И санинструктор в заношенной, но ладно сидящей форме виделась то ряженой в холстину безкосой девчонкой, то боярышней с отрешенным взглядом, то нетеперешней и нездешней вдовой…
И грязная обезьяноподобная тварь немыслимо переливалась в костлявого парня с нервным дергающимся лицом художника-гения, неудачливого хулигана…

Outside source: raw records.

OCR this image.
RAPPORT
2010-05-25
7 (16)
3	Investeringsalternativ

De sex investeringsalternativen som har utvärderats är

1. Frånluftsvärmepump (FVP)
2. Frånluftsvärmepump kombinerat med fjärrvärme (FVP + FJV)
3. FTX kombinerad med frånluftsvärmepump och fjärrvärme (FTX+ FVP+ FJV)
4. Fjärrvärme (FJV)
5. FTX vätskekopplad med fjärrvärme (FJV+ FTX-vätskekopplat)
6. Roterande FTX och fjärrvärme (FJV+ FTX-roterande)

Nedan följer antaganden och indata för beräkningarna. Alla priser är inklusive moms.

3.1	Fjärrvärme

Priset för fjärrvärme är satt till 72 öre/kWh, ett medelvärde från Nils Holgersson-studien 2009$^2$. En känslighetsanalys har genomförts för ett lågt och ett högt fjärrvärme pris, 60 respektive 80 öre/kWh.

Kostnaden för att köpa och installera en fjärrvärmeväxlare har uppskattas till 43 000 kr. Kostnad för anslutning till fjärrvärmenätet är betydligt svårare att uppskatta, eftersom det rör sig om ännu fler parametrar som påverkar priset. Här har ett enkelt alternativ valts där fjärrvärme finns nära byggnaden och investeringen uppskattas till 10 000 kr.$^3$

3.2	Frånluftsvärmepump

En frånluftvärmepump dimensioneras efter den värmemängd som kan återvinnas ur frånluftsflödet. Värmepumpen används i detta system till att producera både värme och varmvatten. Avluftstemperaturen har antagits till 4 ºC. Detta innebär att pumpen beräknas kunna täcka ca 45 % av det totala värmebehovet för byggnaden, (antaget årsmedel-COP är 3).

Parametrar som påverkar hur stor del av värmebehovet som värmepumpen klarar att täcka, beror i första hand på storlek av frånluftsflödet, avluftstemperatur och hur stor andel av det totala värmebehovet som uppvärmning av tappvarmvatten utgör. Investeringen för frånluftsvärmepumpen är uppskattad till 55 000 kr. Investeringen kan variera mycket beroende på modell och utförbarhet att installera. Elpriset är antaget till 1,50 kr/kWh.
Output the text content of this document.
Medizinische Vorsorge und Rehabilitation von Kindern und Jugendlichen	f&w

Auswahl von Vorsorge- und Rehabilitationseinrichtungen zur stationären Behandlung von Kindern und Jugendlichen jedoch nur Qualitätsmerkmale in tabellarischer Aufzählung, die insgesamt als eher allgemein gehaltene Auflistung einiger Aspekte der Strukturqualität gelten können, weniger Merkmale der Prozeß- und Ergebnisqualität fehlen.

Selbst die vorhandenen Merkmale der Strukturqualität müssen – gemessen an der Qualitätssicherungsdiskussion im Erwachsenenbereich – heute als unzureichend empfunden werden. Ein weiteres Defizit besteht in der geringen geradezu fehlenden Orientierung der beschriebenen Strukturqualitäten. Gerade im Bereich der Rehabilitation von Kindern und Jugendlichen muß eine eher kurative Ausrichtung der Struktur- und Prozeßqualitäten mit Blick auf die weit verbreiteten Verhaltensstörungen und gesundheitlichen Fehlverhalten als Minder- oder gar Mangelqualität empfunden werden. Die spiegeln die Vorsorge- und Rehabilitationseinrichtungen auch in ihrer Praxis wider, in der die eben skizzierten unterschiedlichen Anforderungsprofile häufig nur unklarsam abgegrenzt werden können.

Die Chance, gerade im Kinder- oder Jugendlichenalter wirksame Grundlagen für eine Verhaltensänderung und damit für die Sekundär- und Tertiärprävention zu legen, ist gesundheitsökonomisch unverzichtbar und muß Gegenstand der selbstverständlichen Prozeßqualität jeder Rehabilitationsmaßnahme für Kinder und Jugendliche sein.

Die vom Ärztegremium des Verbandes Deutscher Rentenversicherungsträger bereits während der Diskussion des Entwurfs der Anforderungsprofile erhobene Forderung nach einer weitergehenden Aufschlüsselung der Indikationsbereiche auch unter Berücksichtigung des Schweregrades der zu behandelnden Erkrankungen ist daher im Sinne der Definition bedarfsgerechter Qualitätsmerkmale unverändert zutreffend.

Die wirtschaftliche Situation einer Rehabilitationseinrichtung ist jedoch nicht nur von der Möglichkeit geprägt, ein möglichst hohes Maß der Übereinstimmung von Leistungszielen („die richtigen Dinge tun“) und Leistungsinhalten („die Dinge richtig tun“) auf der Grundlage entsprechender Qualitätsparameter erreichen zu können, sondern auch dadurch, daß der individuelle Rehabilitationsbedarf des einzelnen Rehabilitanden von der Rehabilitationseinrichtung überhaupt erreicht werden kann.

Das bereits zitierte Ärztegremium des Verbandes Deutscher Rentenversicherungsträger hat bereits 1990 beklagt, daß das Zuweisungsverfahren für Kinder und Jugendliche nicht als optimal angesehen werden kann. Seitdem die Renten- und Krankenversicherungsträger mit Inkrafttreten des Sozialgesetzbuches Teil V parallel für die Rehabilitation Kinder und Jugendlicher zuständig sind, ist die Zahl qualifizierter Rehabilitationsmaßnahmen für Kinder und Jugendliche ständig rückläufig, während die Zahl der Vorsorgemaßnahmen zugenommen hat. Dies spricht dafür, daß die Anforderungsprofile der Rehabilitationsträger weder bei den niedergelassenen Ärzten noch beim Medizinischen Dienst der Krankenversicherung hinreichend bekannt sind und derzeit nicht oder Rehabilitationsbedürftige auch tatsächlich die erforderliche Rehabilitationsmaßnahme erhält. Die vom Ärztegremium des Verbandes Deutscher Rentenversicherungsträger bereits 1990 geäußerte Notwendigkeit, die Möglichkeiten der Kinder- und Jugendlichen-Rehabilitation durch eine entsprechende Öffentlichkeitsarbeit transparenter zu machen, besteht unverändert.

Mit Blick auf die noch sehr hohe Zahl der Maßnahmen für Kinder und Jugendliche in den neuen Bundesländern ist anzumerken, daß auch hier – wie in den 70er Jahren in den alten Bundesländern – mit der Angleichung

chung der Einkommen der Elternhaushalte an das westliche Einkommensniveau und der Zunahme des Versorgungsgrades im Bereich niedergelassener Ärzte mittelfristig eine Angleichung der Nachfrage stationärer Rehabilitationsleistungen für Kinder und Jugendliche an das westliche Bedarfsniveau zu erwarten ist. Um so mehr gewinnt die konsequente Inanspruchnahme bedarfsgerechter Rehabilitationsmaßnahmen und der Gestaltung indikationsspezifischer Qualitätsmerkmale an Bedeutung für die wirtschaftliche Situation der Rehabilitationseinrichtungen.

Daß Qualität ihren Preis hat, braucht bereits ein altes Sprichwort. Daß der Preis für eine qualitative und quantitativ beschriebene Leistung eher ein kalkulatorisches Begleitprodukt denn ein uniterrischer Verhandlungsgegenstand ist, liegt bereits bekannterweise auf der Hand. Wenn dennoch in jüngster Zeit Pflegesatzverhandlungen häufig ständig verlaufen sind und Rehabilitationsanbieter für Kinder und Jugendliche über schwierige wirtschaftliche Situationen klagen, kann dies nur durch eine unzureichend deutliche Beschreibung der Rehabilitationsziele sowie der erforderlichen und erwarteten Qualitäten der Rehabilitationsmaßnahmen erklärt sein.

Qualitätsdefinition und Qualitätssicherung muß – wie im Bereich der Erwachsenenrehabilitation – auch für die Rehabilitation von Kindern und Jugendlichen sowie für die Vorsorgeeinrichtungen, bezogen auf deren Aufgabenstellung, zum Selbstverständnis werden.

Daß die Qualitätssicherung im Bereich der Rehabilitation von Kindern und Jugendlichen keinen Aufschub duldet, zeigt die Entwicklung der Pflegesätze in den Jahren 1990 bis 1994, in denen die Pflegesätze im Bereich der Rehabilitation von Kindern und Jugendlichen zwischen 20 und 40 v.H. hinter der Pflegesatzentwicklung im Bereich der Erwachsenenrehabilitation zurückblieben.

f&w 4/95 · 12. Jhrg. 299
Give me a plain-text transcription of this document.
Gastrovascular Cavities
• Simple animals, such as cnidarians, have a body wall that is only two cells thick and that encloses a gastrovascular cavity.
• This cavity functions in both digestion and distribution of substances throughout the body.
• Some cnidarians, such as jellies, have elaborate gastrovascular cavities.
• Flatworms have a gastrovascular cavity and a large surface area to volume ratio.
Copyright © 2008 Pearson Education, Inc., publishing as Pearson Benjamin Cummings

И Леонид Леонидыч стоял здесь, и подполковник Герасимов в измызганной лагерной робе небрежно-изящно перекатывался с каблуков на носки (как, небось, в былые времена, при всём параде скучаючи на каком-нибудь светском приёме)… А рядом прикрывала сухонькой ладошкой нарочитый зевок детдомовская библиотекарша Софья Иоганновна Кляйн… Да, рядом, но не тесно, отнюдь не тесно они стояли – и тем не менее троица эта нет-нет, да и слипалась в единое, в посконно одетого старца с дедморозовской бородищей, с младенческим пухом на гладкой блескучей лысине… и с бездонным провалом вместо лица.